Our Green at East Ilsley was one of over 250 such schemes countrywide set up to mark the Millennium and to provide ‘open breathing spaces’ in perpetuity for the benefit of local inhabitants. Mainly funded by the Countryside Agency, under the slogan “Access for All”, they were intended to provide free unrestricted access to green spaces for local recreation and exercise. The land itself is on a 999 year lease, and cannot be built upon. It is looked after by the Millennium Green Trust, and its elected Trustees.
In East Ilsley, The Green was created following the efforts of a group of local inhabitants who organised the raising of funds to purchase the land and drew up a Trust Deed document to which they put their signatures, and so became the original trustees. The Millennium Green Trust is an independent charity responsible to the Charity Commission. Under the terms of the Trust Deed, there is free unrestricted access to The Green at all times. The Green is situated to the south of the village between the slip road to the A34 and the recreation ground. There is an entrance at either end.
Millennium Green Features
On a cold damp morning towards the end of 1999, a contingent of about a dozen soldiers of the 42 Survey Engineering Group (Hermitage), arrived at the open area which was later to become East Ilsley Millennium Green, with lorries, low-loaders, and equipment necessary for moving very heavy loads. They had collected 34 large sarsen stones from a field near to Ashdown House, which is between Lambourn and Ashbury, on behalf of the trustees, which they proceeded to put into positions around the green under the direction of the trustees.
Some of the stones were intended to serve as seating for visitors, while others, which had dips and hollows in them, would hopefully provide birds with drinking pools. It was hoped that children would enjoy climbing on, and playing around the stones.
The placing of the stones was not random.
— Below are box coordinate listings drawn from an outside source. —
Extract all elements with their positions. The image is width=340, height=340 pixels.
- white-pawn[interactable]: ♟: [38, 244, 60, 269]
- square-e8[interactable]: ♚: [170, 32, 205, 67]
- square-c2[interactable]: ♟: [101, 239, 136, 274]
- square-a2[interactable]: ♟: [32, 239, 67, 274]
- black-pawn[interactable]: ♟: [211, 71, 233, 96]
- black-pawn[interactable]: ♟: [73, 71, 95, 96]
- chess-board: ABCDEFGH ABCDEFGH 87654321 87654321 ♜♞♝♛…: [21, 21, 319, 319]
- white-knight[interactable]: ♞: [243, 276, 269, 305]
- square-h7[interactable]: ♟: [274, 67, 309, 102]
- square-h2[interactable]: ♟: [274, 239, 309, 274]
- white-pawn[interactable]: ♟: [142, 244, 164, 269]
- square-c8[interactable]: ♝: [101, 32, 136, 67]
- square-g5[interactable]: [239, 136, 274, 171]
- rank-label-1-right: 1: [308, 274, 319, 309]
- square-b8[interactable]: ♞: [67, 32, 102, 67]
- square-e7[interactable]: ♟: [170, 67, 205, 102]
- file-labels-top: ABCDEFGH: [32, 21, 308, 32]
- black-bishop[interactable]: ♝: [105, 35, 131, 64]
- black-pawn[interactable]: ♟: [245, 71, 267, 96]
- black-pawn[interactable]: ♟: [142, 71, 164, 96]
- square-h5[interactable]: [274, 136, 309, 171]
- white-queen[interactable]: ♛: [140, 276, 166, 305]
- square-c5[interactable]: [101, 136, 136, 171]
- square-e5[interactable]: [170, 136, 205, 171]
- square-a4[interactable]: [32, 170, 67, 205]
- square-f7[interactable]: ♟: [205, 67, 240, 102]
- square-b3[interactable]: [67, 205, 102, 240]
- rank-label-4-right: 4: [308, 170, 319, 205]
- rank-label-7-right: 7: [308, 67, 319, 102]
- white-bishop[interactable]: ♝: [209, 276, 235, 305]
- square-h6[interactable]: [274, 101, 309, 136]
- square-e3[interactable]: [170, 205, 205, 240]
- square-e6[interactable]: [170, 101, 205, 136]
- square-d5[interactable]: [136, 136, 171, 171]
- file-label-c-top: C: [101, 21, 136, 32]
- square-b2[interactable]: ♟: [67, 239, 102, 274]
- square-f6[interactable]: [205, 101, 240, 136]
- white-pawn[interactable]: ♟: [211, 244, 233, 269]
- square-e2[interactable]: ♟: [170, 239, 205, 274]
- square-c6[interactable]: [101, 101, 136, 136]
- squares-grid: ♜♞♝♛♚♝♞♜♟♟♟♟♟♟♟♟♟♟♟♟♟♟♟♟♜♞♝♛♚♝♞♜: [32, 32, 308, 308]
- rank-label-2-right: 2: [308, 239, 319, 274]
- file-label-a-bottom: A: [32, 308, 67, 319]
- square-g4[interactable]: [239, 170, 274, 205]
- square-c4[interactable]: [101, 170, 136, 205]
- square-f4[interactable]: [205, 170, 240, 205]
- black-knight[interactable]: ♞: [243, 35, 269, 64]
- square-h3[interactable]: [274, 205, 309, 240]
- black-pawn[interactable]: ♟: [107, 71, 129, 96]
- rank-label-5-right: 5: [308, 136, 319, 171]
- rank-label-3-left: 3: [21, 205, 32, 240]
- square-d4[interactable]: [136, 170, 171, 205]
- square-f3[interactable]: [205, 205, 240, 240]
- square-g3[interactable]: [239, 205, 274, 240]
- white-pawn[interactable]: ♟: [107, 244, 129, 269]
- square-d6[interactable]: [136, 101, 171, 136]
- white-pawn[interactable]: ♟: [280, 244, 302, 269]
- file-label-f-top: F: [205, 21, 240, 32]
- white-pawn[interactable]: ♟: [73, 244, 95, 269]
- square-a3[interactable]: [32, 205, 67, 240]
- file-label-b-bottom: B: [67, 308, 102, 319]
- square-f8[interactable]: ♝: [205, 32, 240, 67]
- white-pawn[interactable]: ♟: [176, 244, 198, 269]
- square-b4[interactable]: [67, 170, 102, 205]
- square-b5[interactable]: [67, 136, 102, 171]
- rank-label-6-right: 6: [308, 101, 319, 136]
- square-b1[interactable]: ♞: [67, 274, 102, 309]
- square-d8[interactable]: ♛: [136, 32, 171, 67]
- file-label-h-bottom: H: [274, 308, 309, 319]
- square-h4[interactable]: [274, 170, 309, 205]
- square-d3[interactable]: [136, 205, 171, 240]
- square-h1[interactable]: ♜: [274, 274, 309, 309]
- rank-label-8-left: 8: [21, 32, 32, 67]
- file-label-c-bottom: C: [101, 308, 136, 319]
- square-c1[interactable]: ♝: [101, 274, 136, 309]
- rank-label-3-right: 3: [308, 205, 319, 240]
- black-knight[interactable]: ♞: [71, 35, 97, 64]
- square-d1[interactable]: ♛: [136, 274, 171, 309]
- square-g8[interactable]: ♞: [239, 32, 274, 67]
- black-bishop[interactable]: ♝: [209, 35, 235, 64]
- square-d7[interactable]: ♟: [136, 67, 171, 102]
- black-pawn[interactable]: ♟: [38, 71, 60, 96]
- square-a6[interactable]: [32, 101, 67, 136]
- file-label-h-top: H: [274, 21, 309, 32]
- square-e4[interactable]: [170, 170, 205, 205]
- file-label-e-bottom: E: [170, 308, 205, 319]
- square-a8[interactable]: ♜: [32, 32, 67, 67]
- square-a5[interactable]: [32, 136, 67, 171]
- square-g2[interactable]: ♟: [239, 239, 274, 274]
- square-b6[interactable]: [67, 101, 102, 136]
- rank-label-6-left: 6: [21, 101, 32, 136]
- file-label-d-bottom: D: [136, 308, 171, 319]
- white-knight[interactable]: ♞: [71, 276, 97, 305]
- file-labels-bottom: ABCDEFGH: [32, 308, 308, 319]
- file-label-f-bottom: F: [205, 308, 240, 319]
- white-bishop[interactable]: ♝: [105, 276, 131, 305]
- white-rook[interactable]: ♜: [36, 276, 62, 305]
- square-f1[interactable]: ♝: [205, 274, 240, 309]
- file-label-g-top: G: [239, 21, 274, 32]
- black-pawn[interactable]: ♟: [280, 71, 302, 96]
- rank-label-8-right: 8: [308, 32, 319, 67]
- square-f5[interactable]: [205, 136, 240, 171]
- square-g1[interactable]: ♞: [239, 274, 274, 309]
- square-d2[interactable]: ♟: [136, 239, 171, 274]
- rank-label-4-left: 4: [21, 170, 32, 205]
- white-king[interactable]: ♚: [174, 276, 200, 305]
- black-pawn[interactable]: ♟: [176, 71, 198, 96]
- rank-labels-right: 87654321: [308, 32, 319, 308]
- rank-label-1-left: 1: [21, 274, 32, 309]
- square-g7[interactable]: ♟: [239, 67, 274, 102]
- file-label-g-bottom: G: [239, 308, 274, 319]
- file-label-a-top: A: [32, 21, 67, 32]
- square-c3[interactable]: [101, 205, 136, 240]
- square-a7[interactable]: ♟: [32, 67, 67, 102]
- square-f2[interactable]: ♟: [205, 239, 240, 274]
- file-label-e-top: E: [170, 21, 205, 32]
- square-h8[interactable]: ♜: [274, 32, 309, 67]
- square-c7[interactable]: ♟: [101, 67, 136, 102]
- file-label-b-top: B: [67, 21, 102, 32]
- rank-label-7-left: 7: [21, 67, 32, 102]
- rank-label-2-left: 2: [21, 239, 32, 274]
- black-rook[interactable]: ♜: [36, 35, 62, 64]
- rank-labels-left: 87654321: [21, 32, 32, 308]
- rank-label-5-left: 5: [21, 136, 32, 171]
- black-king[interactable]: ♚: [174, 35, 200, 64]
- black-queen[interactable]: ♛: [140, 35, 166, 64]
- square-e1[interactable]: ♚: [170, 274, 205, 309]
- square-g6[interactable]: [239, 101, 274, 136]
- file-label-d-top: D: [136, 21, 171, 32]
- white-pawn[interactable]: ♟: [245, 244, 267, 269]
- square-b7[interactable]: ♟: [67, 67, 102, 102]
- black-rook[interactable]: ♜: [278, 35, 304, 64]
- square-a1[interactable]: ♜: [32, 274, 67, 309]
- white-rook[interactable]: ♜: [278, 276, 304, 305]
The two large stones (one weighing several tons) at the entrance from the recreation ground were specifically spaced to prevent vehicular access, and a group on the path to the left were arranged around a central stone so that children could sit around a teacher.
Stepping Stone Snail
Early in 2000, it was decided to create a stepping stone feature for the Green. The design was in the form of a giant snail. 82 young children, resident in East Ilsley at the time, each took off a shoe and a sock and impressed a bare footprint into soft cement on top of a bucket sized lump of concrete, and their names were impressed at the same time. The youngest of these children was a baby at the time, the eldest about twelve or thirteen years old. They would now all be adults. This group of circular ‘stones’ was then set into the turf, to form of the spiral shell and the body of a snail. Over time, some have been damaged by grass cutting machinery, and many of them are partly hidden by grass and moss.
Other features include a sheep made from flints, a sundial, picnic tables, and a wooded area.